I knew if I ran he would laugh and I did not want to be laughed at so I did not run. That is stupid logic but I was trying to make it all normal, all ok. My brain was going rape rape rape but I did not run, just hurried. I could see the balcony of my parents' hotel room but the shades were drawn. There was no one else around, it was the off season, the snowcone shack was boarded-up and still. There was no one else around. He could easily have raped me. As it turned out, he didn't.


On the beach, by myself, I was walking away from the hotel that had my parents in it, knowing a cold beach was better than the same old words. It was the off season, there was no one else around. Sun and glare and crowds and burnt skin were things I wanted, but I never told them that.

I would not realize until later that I had frostbite. I knew it was very cold and I knew my windbreaker was not enough but it was good to feel the wind slice into me at all the gaps - my ankles, my neck, my wrists. Everything around me was sharp. There was no comfort anywhere, and the world was busy proving it. How was I reduced to parts? I have no explanation. The best picture I can come up with is Scaffolding. Years of stoicism had stripped life down to its terrible stark components. No cushions, no warmth, I was sheer utilitarian structure. You sleep you eat you do what the world expects, you sleep you eat. When you are a robot you will be astonished by the simplicity of your life. It's the closest thing to beauty you can stand. I was sixteen.

That day on the beach I was not thinking words like Dreadful or Pain. No need to apply false emotion to an emotionless topic. I only knew it was wise to escape the hotel room and walk miles on hard sand by myself.

I do not know how far I walked but the sand was interrupted by rocks, bigger rocks, boulders. Till I was climbing over them to go on. Going on was what I did.

The rocks were sharp and wet and cut my hands but that was all right. The rocks had beer cans and condoms and trash and dead turtles and that was all right too, it all fit.

Everything in my head was very sharp, ideas sliced themselves and each other. Like reaching into a knife drawer without looking. Thinking is the risk you run. It was what I had. My brain was going suicide suicide suicide and I knew that when I got done climbing over the sharp rocks, when my logical body signaled me with logical hunger or exhaustion, I would either be killing myself that afternoon, or I would not. As it turned out, I didn't.

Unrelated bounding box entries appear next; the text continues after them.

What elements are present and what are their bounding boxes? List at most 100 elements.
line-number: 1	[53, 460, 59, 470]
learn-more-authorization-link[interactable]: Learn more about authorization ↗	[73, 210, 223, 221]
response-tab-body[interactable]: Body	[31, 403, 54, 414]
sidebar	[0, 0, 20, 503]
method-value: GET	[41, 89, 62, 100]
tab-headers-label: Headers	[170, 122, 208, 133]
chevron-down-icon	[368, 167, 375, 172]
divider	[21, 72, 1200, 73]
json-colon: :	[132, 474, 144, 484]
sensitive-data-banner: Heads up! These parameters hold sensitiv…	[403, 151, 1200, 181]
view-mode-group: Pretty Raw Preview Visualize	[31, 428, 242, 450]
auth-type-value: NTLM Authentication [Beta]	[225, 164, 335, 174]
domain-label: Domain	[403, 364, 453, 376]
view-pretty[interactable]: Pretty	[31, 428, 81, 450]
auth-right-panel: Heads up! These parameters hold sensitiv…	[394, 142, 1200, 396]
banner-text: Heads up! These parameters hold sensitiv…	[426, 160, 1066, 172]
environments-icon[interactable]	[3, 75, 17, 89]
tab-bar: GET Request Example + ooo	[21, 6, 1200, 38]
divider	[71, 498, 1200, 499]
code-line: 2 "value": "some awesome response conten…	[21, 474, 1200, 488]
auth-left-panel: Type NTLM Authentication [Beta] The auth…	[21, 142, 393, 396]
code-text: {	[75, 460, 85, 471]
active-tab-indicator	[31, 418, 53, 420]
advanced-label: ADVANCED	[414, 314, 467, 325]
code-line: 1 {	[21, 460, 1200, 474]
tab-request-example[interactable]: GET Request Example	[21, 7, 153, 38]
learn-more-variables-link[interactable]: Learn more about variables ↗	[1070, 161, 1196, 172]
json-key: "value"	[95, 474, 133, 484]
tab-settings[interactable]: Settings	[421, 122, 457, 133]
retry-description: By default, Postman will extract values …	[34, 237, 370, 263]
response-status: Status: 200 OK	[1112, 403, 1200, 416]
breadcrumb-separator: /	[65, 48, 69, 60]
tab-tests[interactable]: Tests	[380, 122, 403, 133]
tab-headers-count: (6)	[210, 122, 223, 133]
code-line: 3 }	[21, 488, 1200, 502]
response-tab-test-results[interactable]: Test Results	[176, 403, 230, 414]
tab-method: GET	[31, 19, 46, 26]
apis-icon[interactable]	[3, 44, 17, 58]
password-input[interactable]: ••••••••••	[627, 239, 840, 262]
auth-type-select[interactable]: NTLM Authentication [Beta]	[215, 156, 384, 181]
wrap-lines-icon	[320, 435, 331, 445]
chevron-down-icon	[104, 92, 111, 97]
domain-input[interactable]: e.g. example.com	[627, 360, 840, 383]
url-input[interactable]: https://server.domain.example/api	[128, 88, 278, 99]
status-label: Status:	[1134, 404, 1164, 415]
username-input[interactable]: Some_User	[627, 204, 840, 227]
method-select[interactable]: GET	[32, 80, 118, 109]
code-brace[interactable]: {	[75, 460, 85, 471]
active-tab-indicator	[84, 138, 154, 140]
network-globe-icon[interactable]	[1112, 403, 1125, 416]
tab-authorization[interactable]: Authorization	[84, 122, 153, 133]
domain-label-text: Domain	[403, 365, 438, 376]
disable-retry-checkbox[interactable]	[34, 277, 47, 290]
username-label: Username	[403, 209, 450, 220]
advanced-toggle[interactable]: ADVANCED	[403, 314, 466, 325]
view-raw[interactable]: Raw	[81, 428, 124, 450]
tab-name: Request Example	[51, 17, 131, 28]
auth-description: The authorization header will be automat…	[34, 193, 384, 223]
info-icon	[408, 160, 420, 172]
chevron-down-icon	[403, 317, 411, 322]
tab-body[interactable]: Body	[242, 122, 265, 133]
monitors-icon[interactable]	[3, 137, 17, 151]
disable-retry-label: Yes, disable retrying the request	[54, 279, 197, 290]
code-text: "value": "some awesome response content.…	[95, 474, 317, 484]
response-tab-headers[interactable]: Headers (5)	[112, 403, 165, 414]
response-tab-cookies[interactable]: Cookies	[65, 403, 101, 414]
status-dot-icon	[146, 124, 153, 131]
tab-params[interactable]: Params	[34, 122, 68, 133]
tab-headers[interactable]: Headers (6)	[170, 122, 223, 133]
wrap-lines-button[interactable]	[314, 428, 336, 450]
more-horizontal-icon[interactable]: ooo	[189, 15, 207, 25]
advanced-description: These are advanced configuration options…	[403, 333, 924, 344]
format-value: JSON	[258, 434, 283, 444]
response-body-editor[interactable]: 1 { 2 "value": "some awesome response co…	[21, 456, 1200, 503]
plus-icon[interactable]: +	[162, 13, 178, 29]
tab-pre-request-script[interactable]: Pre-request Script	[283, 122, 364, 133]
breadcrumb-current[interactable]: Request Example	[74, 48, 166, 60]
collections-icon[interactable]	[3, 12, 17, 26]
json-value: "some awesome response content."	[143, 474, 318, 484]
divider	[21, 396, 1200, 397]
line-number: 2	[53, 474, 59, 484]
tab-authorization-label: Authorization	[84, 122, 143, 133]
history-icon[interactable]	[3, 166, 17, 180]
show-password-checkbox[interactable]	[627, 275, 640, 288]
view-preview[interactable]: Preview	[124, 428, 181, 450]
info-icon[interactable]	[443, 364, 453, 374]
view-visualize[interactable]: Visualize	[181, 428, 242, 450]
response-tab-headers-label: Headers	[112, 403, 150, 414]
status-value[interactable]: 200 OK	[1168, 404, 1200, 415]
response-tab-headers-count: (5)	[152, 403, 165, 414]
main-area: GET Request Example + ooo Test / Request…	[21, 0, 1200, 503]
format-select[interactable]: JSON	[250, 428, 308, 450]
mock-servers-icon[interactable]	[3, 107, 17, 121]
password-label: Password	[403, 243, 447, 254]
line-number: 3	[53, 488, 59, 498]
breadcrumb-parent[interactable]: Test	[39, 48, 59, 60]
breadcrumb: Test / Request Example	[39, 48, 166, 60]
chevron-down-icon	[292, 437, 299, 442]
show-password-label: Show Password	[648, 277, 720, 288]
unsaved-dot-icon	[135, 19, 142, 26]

On the beach, by myself, I walked and walked, trying to hone myself to a pinpoint, a laser diamond-cutter of thought, all of me focused, distilled, a beam from an angry star. I was angry and exhausted. It was the off season. There was no one else around.

It seemed that the way out of anger could not possibly lie with humans but with starfish, octopi, dolphins. Everything who lived in blue and green seemed charmed to me, specially chosen to live in a buoyant silent wraparound. Silent. I did not hope to be a mermaid. I was seventeen. The most I hoped for was communion, or forgiveness.

My brain was going dolphins dolphins dolphins. anyone. please. They could not help but be kind, I thought, they would fix me, if I could only make them come. Dolphins are rumored to be psychic, to be better at our brains than we are. Maybe it's true. Maybe, I thought, I can sweep myself out over the ocean like a lighthouse, telling them This is the way, come here, please, I need you. Maybe they will hear me and maybe they will come.

As it turned out, they did. I have no explanation. This is true: a school of dolphins burst out of the horizon, sunned silver in the sky. The flash of resilient slippery skin, their constant dance with gravity. The joy of them. They were far away, but they were there. I was seventeen. My heart was pounding and my heart was pounding. There was no one else around. I have no explanation.